Na spotkaniu inwestorzy podkreślali, że firmy z kapitałem amerykańskim zanim zainwestują, weryfikują nie tylko dane ekonomiczne, ale także klimat do inwestycji. Zdaniem Moniki Ciesielskiej - Mróz, dyrektor izby, pierwsi Amerykanie już produkują w Opolskiem, a będą kolejni, ponieważ widzą, że chcą tego władze samorządowe. Zbigniew Górczyński z GSS Europe podkreśla, że na decyzję o zainwestowaniu zapracowało parę osób w regionie, które przedstawiały wszelkie informacje potrzebne inwestorowi. Poczuliśmy przyjazny klimat - dodaje.

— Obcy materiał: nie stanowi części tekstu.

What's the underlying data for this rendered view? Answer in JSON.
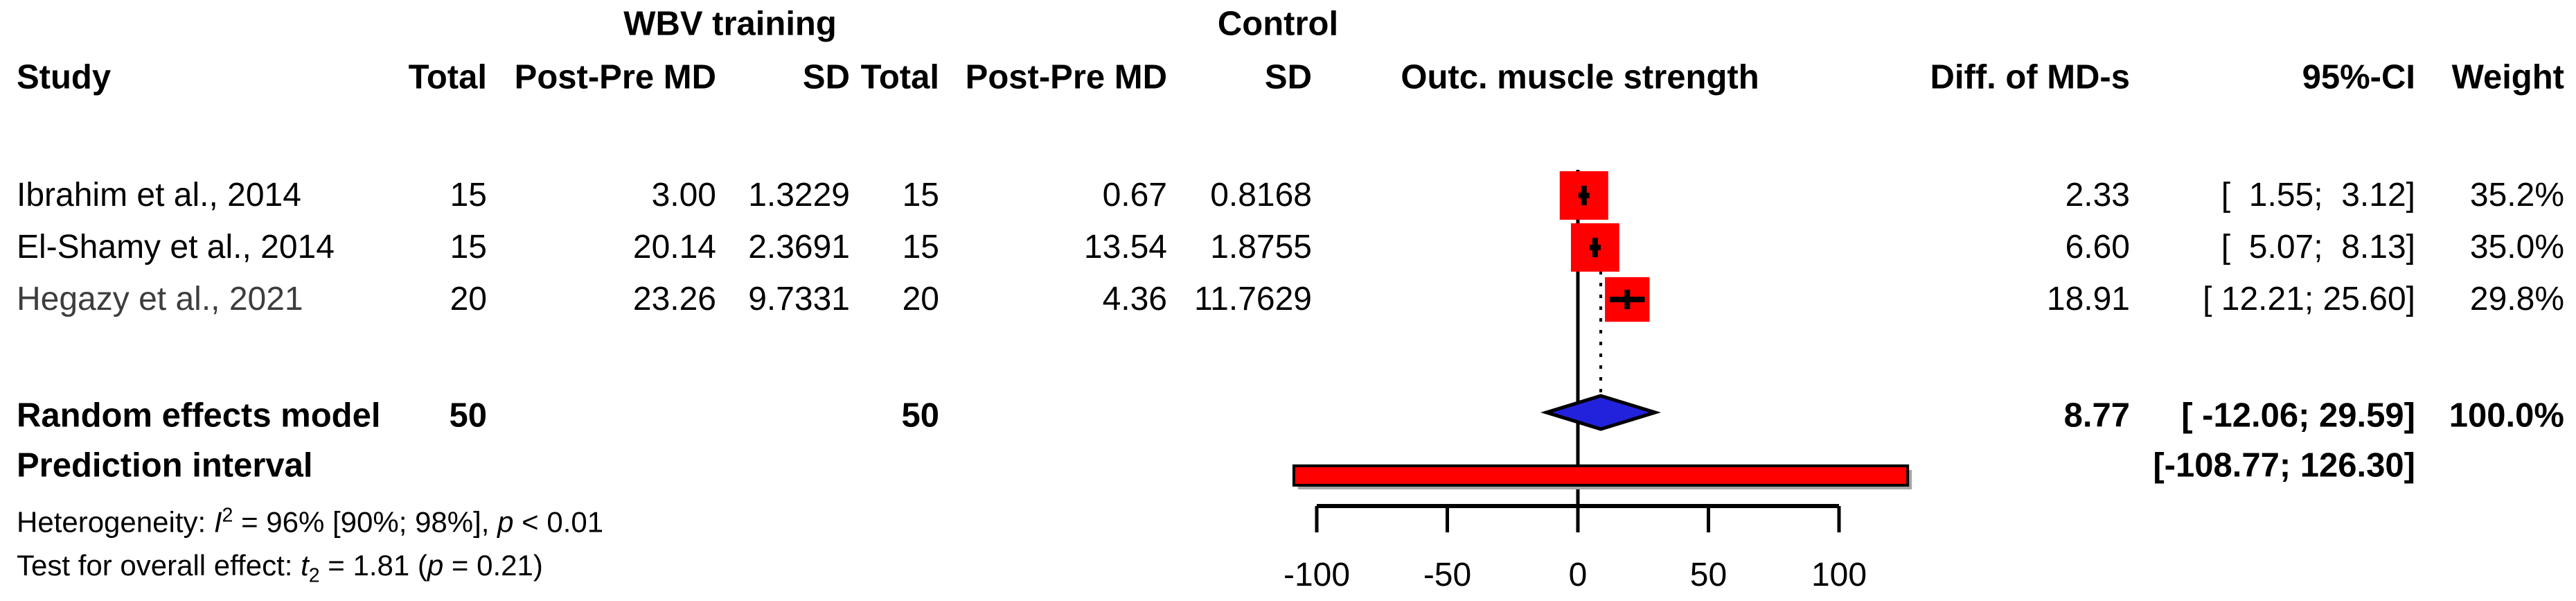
{
  "chart_data": {
    "type": "forest",
    "group_headers": {
      "treatment": "WBV training",
      "control": "Control"
    },
    "column_headers": {
      "study": "Study",
      "treatment_total": "Total",
      "treatment_md": "Post-Pre MD",
      "treatment_sd": "SD",
      "control_total": "Total",
      "control_md": "Post-Pre MD",
      "control_sd": "SD",
      "outcome": "Outc. muscle strength",
      "diff": "Diff. of MD-s",
      "ci": "95%-CI",
      "weight": "Weight"
    },
    "studies": [
      {
        "label": "Ibrahim et al., 2014",
        "treatment": {
          "total": "15",
          "md": "3.00",
          "sd": "1.3229"
        },
        "control": {
          "total": "15",
          "md": "0.67",
          "sd": "0.8168"
        },
        "effect": 2.33,
        "ci_lower": 1.55,
        "ci_upper": 3.12,
        "effect_label": "2.33",
        "ci_label": "[  1.55;  3.12]",
        "weight_pct": 35.2,
        "weight_label": "35.2%"
      },
      {
        "label": "El-Shamy et al., 2014",
        "treatment": {
          "total": "15",
          "md": "20.14",
          "sd": "2.3691"
        },
        "control": {
          "total": "15",
          "md": "13.54",
          "sd": "1.8755"
        },
        "effect": 6.6,
        "ci_lower": 5.07,
        "ci_upper": 8.13,
        "effect_label": "6.60",
        "ci_label": "[  5.07;  8.13]",
        "weight_pct": 35.0,
        "weight_label": "35.0%"
      },
      {
        "label": "Hegazy et al., 2021",
        "treatment": {
          "total": "20",
          "md": "23.26",
          "sd": "9.7331"
        },
        "control": {
          "total": "20",
          "md": "4.36",
          "sd": "11.7629"
        },
        "effect": 18.91,
        "ci_lower": 12.21,
        "ci_upper": 25.6,
        "effect_label": "18.91",
        "ci_label": "[ 12.21; 25.60]",
        "weight_pct": 29.8,
        "weight_label": "29.8%"
      }
    ],
    "summary": {
      "label": "Random effects model",
      "treatment_total": "50",
      "control_total": "50",
      "effect": 8.77,
      "ci_lower": -12.06,
      "ci_upper": 29.59,
      "effect_label": "8.77",
      "ci_label": "[ -12.06; 29.59]",
      "weight_label": "100.0%"
    },
    "prediction": {
      "label": "Prediction interval",
      "lower": -108.77,
      "upper": 126.3,
      "ci_label": "[-108.77; 126.30]"
    },
    "heterogeneity": {
      "prefix": "Heterogeneity: ",
      "stat": "I",
      "sup": "2",
      "mid": " = 96% [90%; 98%], ",
      "p": "p",
      "tail": " < 0.01"
    },
    "overall_test": {
      "prefix": "Test for overall effect: ",
      "stat": "t",
      "sub": "2",
      "mid": " = 1.81 (",
      "p": "p",
      "tail": " = 0.21)"
    },
    "axis": {
      "ticks": [
        -100,
        -50,
        0,
        50,
        100
      ],
      "tick_labels": [
        "-100",
        "-50",
        "0",
        "50",
        "100"
      ],
      "zero_line": 0,
      "pooled_line": 8.77
    },
    "colors": {
      "square": "#ff0000",
      "prediction_bar": "#ff0000",
      "diamond": "#2222dd",
      "outline": "#000000",
      "shadow": "#a6a6a6"
    }
  }
}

Opolskie korzysta, ponieważ Polska staje się coraz atrakcyjniejsza dla inwestorów. Część firm z USA powoli przenosi zakłady z Chin do naszego kraju. Przykładem jest firma Lexmark, która postawiła fabrykę w strefie w Żarach. Co decyduje o tym, że warto produkować w naszym kraju, a nie w Azji? Prezes Lexmark w Polsce Grzegorz Najda tłumaczy, że zdecydowały o tym koszty całościowe, a więc lepsza jakość produkcji, bliskość rynków europejskich, czy m.in. ochrona praw patentowych - dzięki temu w Polsce bardziej opłaca się produkować.
Natomiast wśród argumentów pozaekonomicznych, które przytaczali inwestorzy obecni w regionie jest uruchomienie w Opolu klasy międzynarodowej, w której dzieci anglojęzyczne mogą kontynuować naukę.